Question

How do you solve \[\log x+\log (x+21)=2\]?

Answer 1

Hint: To solve the given equation we will need to use some properties and formulas, first are the properties of logarithm which states that \[\log a+\log b=\log \left( ab \right)\], here \[a > 0\And b > 0\], and other is \[{{\log }_{a}}m=n\Rightarrow {{a}^{n}}=m\]. The base of\[\log \]is 10. Also, we should know that for the quadratic equation \[a{{x}^{2}}+bx+c=0\], here \[a,b,c\in R\] using the formula method the roots of the equation are \[x=\dfrac{-b\pm \sqrt{{{b}^{2}}-4ac}}{2a}\].

Complete step by step answer:
The given equation is \[\log x+\log (x+21)=2\].
We will use a property of logarithm which states that \[\log a+\log b=\log \left( ab \right)\], using this in the above equation we get,
\[\Rightarrow \log \left( x(x+21) \right)=2\]
As the base of \[\log \] is 10, we use another property which states that \[{{\log }_{a}}m=n\Rightarrow {{a}^{n}}=m\], so we get,
\[\Rightarrow {{x}^{2}}+21x=100\]
subtracting 100 from both sides of the equation we get,
\[\Rightarrow {{x}^{2}}+21x-100=0\]
For the quadratic equation, \[a{{x}^{2}}+bx+c=0\], using the formula method the roots of the equation are \[x=\dfrac{-b\pm \sqrt{{{b}^{2}}-4ac}}{2a}\], comparing the equation \[{{x}^{2}}+21x-100=0\] with \[a{{x}^{2}}+bx+c=0\], we get \[a=1,b=21,c=-100\].
Using these values in the above formula, we get the roots of the equation as,
\[\begin{align}
  & \Rightarrow x=\dfrac{-21\pm \sqrt{841}}{2} \\
 & \Rightarrow x=\dfrac{-21\pm 29}{2} \\
\end{align}\]
 \[\Rightarrow x=\dfrac{8}{2}\] or \[x=\dfrac{-50}{2}\]
\[\therefore x=4\] or \[x=-25\]

But, if we consider the values \[x=-25\] then the given equation becomes, \[\log (-25)+\log (-25+21)=2\] this is not acceptable as the argument of logarithm must be always positive.

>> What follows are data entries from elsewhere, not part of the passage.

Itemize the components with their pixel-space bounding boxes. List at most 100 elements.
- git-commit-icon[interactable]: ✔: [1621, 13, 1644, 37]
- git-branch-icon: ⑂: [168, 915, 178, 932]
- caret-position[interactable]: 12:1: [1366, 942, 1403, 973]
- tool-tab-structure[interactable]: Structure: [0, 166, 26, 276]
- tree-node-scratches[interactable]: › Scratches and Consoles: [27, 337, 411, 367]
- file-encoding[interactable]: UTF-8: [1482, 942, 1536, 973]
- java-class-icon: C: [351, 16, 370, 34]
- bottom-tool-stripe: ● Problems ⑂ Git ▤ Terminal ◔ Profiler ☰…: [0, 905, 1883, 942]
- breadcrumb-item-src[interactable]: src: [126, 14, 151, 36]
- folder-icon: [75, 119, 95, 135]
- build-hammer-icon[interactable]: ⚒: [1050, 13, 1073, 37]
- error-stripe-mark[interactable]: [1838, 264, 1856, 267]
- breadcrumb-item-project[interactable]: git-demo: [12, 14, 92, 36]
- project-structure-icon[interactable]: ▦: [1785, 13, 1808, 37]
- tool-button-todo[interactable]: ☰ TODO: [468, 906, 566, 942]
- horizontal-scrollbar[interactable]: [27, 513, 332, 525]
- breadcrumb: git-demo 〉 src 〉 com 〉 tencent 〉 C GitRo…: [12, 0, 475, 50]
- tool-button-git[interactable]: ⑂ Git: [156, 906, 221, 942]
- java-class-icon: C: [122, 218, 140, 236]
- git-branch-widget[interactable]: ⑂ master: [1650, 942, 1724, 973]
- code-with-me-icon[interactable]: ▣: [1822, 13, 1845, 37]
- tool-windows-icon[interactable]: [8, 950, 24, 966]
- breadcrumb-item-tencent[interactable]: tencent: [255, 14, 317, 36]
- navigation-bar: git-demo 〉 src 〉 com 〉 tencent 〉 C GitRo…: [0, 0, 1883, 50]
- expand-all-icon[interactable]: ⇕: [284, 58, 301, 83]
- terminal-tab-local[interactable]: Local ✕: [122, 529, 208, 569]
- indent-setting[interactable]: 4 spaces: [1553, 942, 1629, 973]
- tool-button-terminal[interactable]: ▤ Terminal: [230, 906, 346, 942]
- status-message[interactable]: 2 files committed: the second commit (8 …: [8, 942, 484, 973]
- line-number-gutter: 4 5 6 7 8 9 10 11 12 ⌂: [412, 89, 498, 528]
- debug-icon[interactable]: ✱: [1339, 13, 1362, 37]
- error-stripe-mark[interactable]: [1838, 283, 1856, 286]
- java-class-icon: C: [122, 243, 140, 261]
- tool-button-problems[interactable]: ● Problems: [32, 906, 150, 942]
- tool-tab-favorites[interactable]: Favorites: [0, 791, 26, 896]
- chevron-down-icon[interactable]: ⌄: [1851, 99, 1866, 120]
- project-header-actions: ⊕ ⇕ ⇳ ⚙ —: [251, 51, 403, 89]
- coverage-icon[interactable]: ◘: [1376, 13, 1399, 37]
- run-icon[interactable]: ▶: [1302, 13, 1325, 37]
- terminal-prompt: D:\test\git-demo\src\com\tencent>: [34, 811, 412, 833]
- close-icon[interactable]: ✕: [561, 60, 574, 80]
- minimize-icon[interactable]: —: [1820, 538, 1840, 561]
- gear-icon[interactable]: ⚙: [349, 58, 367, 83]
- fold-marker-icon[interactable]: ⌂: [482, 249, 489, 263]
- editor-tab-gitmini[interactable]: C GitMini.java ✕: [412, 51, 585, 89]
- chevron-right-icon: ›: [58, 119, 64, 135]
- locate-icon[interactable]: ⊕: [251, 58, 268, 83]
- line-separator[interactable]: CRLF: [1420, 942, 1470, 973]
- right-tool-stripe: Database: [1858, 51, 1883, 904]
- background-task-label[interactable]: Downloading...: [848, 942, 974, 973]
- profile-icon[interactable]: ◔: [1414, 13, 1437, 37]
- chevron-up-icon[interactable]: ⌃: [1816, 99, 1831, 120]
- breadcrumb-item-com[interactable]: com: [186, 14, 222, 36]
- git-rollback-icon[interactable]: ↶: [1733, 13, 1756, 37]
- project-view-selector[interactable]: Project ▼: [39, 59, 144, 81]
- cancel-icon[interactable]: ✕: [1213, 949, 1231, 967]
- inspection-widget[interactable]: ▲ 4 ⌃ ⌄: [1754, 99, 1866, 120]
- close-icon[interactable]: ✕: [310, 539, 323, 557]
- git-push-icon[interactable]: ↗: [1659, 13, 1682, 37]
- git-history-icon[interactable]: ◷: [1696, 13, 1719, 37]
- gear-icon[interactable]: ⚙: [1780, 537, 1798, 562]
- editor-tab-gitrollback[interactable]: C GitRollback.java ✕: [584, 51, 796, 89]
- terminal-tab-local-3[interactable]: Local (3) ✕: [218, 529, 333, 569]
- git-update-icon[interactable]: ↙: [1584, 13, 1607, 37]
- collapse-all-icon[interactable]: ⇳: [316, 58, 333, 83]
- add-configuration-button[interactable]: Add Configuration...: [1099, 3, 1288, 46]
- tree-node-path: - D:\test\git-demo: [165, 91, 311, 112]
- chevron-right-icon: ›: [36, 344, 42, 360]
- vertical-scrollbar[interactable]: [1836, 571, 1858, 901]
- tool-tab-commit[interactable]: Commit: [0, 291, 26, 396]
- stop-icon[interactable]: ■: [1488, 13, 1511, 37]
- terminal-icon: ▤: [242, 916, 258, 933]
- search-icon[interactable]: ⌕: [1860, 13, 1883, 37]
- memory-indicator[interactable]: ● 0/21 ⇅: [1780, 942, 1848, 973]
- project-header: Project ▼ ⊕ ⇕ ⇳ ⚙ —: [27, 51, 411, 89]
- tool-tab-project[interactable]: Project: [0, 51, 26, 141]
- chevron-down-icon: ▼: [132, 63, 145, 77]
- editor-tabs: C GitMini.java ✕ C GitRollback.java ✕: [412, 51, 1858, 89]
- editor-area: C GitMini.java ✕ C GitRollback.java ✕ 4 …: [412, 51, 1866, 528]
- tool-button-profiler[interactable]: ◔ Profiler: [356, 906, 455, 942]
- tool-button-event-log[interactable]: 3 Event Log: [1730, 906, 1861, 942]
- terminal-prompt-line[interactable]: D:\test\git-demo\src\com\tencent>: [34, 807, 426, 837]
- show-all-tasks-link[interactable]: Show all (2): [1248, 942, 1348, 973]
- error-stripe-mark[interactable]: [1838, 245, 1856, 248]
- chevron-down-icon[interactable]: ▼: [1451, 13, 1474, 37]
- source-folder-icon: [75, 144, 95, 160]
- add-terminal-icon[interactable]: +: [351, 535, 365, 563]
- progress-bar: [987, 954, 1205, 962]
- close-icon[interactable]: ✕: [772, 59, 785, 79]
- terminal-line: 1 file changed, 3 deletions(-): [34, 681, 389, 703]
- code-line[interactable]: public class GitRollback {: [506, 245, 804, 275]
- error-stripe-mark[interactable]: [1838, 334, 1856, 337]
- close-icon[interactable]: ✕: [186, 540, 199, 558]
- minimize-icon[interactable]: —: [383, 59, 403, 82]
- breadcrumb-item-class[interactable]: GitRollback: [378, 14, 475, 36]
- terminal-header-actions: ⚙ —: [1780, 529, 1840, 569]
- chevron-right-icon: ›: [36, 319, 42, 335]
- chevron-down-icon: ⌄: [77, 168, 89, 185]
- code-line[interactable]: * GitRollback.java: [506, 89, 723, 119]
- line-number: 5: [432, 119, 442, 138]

So, \[x=-25\] is rejected and the only solution is \[x=4\].

Note: For problems involving logarithm, it is very important to check whether the solution is satisfying the condition for logarithm or not? If any solution is not satisfying, we have to reject it. We can check whether the solution is correct or not, as we have rejected \[x=-25\], we have to check for only \[x=4\]. Substitute \[x=4\] in the Left-Hand Side of the equation we get,
\[\begin{align}
  & LHS=\log 4+\log (4+21) \\
 & \Rightarrow \log 4+\log 25 \\
\end{align}\]
Using logarithm property \[\log a+\log b=\log \left( ab \right)\], we get,
\[\begin{align}
  & \Rightarrow \log (4\times 25) \\
 & \Rightarrow \log (100)=\log ({{10}^{2}})=2\log 10=2 \\
 & \Rightarrow RHS \\
\end{align}\]
As LHS = RHS, our solution is correct.